Le ministère de la Santé du Québec à l'origine d'une brèche informatique
Des millions de Québécoises et de Québécois ont pris rendez-vous sur Clic Santé pour obtenir leur vaccin contre la COVID-19.
Photo : Radio-Canada / Lynda Paradis
Une brèche de sécurité informatique met le ministère de la Santé dans l’embarras. Ce dernier a lui-même mis en circulation des informations compilées sur Clic Santé, dont des numéros d’assurance-maladie, sans s’assurer que le fichier soit sécurisé. L’identité des citoyens n’a en aucun cas été compromise, jure le ministère. Des experts informatiques déplorent une erreur de débutant.
C’est pour vérifier des doublons qui devaient être annulés
que le ministère de la Santé et des Services sociaux a fait circuler un fichier contenant certaines informations sur les rendez-vous, dont le numéro d’assurance-maladie
, parmi les centres de vaccination COVID du Québec. Voilà la justification donnée par coordonnatrice aux relations avec les médias du ministère, Marie-Claude Lacasse.
Une fois sorti de l’environnement informatique sécurisé du MSSS, le fichier était facilement consultable, au point où des collaborateurs en sécurité de l'information sont tombés par hasard sur le document en question
le 13 mai dernier.
Dans son courriel, le MSSS ne précise pas l'ampleur de la brèche ni le nombre de citoyens affectés.
Rectificatif
Le titre d'une précèdente version de cet article pouvait laisser croire que la plateforme Clic Santé n'était pas sécuritaire et que les données personnelles des usagers y étaient facilement accessibles. Or, la brèche en question découle bel et bien d'une erreur humaine provenant du ministère de la Santé, et non d'une brèche dans la plateforme. Nos excuses.

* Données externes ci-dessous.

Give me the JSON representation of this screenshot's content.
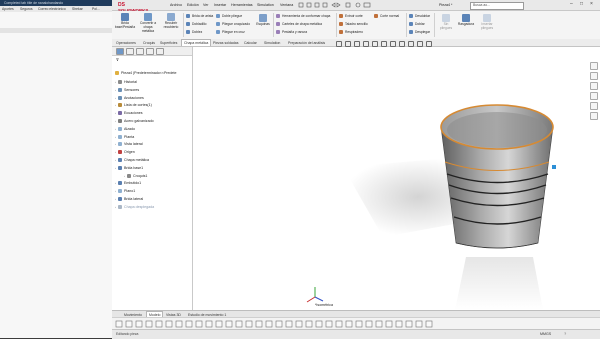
{
  "browser": {
    "tab_title": "Completed tab title de nanalohandando",
    "bookmarks": [
      "Aportes",
      "Seguros",
      "Correo electrónico",
      "Shekar",
      "Pol..."
    ]
  },
  "app": {
    "name_ds": "DS",
    "name": "SOLIDWORKS",
    "menu": [
      "Archivo",
      "Edición",
      "Ver",
      "Insertar",
      "Herramientas",
      "Simulation",
      "Ventana"
    ],
    "doc_name": "Pieza4 *",
    "search_placeholder": "Busca ao..."
  },
  "ribbon": {
    "buttons": [
      {
        "label": "Brida base/Pestaña",
        "icon": "base-flange-icon"
      },
      {
        "label": "Convertir a chapa metálica",
        "icon": "convert-sheetmetal-icon"
      },
      {
        "label": "Recubrir recubierto",
        "icon": "lofted-bend-icon"
      }
    ],
    "small_col1": [
      "Brida de arista",
      "Dobladillo",
      "Doblez"
    ],
    "small_col2": [
      "Doble pliegue",
      "Pliegue croquizado",
      "Pliegue en cruz"
    ],
    "small_col3": [
      "Herramienta de conformar chapa",
      "Carteles de chapa metálica",
      "Pestaña y ranura"
    ],
    "esquinas_label": "Esquinas",
    "small_col4": [
      "Extruir corte",
      "Taladro sencillo",
      "Respiradero"
    ],
    "corte_label": "Corte normal",
    "small_col5": [
      "Desdoblar",
      "Doblar",
      "Desplegar"
    ],
    "right_buttons": [
      "Sin pliegues",
      "Rasgadura",
      "Insertar pliegues"
    ]
  },
  "tabs": [
    "Operaciones",
    "Croquis",
    "Superficies",
    "Chapa metálica",
    "Piezas soldadas",
    "Calcular",
    "Simulation",
    "Preparación del análisis"
  ],
  "active_tab": "Chapa metálica",
  "tree": {
    "part": "Pieza4 (Predeterminado<<Predete",
    "items": [
      {
        "label": "Historial",
        "icon": "history-icon",
        "color": "#8a8a8a"
      },
      {
        "label": "Sensores",
        "icon": "sensor-icon",
        "color": "#6a8fb5"
      },
      {
        "label": "Anotaciones",
        "icon": "annotation-icon",
        "color": "#6a8fb5"
      },
      {
        "label": "Lista de cortes(1)",
        "icon": "cut-list-icon",
        "color": "#b88b3a"
      },
      {
        "label": "Ecuaciones",
        "icon": "equation-icon",
        "color": "#7a6aa5"
      },
      {
        "label": "Acero galvanizado",
        "icon": "material-icon",
        "color": "#7e7e7e"
      },
      {
        "label": "Alzado",
        "icon": "plane-icon",
        "color": "#8fb0d0"
      },
      {
        "label": "Planta",
        "icon": "plane-icon",
        "color": "#8fb0d0"
      },
      {
        "label": "Vista lateral",
        "icon": "plane-icon",
        "color": "#8fb0d0"
      },
      {
        "label": "Origen",
        "icon": "origin-icon",
        "color": "#c04040"
      },
      {
        "label": "Chapa metálica",
        "icon": "sheetmetal-icon",
        "color": "#5a7fb0"
      },
      {
        "label": "Brida base1",
        "icon": "base-flange-icon",
        "color": "#5a7fb0"
      },
      {
        "label": "Croquis1",
        "icon": "sketch-icon",
        "color": "#888888"
      },
      {
        "label": "Embutido1",
        "icon": "feature-icon",
        "color": "#5a7fb0"
      },
      {
        "label": "Plano1",
        "icon": "plane-icon",
        "color": "#8fb0d0"
      },
      {
        "label": "Brida lateral",
        "icon": "edge-flange-icon",
        "color": "#5a7fb0"
      },
      {
        "label": "Chapa desplegada",
        "icon": "flat-pattern-icon",
        "color": "#aab7c6"
      }
    ]
  },
  "viewport": {
    "view_label": "*Isométrica",
    "bucket_color": "#9b9b9b",
    "band_color": "#d68a33"
  },
  "bottom_tabs": [
    "Movimiento",
    "Modelo",
    "Vistas 3D",
    "Estudio de movimiento 1"
  ],
  "active_bottom_tab": "Modelo",
  "status": {
    "units": "MMGS",
    "mode": "Editando pieza"
  }
}
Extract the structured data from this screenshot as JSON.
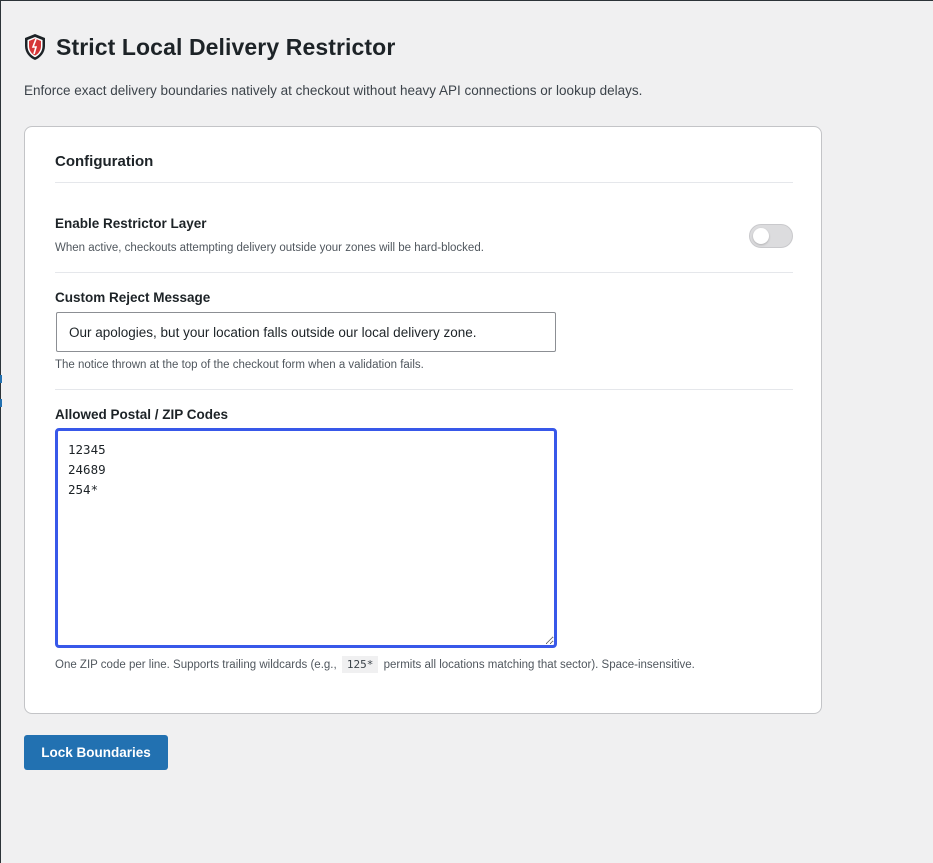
{
  "header": {
    "title": "Strict Local Delivery Restrictor",
    "subtitle": "Enforce exact delivery boundaries natively at checkout without heavy API connections or lookup delays.",
    "icon": "shield-icon"
  },
  "config": {
    "section_title": "Configuration",
    "enable": {
      "label": "Enable Restrictor Layer",
      "help": "When active, checkouts attempting delivery outside your zones will be hard-blocked.",
      "enabled": false
    },
    "reject_message": {
      "label": "Custom Reject Message",
      "value": "Our apologies, but your location falls outside our local delivery zone.",
      "help": "The notice thrown at the top of the checkout form when a validation fails."
    },
    "zip_codes": {
      "label": "Allowed Postal / ZIP Codes",
      "value": "12345\n24689\n254*",
      "help_before": "One ZIP code per line. Supports trailing wildcards (e.g.,",
      "help_code": "125*",
      "help_after": "permits all locations matching that sector). Space-insensitive."
    }
  },
  "actions": {
    "submit_label": "Lock Boundaries"
  },
  "colors": {
    "primary": "#2271b1",
    "focus": "#3858e9",
    "shield": "#d63638",
    "background": "#f0f0f1"
  }
}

La faille, d’abord rapportée par l’agence QMI, n’a pas causé de préjudice
, assure le ministère, qui ajoute avoir néanmoins revu ses façons de procéder avec les centres de vaccination afin d’éviter qu’une telle situation se reproduise.
« Dorénavant, tout transfert devra utiliser [un canal sécurisé], même si les données ne sont pas jugées sensibles. »
C'est un membre de la communauté du Hackfest, un groupe de personnes intéressées par la cybersécurité, qui a fait la découverte. Ce genre de découverte est fréquent, affirme l'expert et co-fondateur de Hackfest Communication, Patrick Mathieu.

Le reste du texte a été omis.